The method is based on determination of average relative DNA copy numbers in specific genomic regions as cells progress through S phase, and “time of replication” for a specific region is described in terms of the cell’s DNA content when the region is replicated.

DNA is isolated from synchronized populations of G1 and S phase cells, it is slot-blotted at the same DNA concentration(s) for each population, and it is hybridized with 32P-labeled DNA probes that are specific to the regions of interest.

Quantitation of the slot blot autoradiograms and flow cytometric analysis allows determination of (a) average relative DNA copy numbers for the regions of interest in synchronized cell populations, and (b) the average total DNA content in each population of synchronized cells.

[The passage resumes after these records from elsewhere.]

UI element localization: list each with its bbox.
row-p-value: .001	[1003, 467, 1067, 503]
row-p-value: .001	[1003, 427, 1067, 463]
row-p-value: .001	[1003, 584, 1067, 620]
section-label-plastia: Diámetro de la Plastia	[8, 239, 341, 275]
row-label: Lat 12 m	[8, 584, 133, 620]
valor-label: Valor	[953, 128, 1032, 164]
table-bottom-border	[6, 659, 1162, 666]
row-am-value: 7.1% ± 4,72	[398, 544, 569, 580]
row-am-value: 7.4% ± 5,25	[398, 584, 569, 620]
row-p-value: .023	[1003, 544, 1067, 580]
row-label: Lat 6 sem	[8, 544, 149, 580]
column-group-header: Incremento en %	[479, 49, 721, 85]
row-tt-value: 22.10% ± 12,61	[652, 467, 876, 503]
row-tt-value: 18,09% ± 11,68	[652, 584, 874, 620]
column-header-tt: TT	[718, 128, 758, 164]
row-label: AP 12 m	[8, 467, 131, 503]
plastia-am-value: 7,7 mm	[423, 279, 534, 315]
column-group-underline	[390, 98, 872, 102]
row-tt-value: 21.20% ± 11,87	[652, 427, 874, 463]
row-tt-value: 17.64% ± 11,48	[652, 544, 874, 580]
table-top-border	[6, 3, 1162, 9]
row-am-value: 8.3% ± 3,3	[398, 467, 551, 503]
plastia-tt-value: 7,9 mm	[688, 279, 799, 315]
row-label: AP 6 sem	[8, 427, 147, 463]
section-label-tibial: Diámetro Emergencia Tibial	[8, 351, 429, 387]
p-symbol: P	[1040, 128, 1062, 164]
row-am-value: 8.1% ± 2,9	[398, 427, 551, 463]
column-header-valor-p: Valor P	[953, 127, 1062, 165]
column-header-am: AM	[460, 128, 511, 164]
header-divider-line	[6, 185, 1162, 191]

This information and the flow cytometry histograms are then used to calculate the cellular DNA content at which each region of interest is replicated.

The results have a precision of less than or equal to +/- 10% of S phase for Chinese hamster (line CHO) rhodopsin, metallothionein II, the 5′-end of dihydrofolate reductase, the telomeric repeated sequence, pHuR-093 (also located near the centromeres in CHO chromosomes), and the c-Ki-ras family.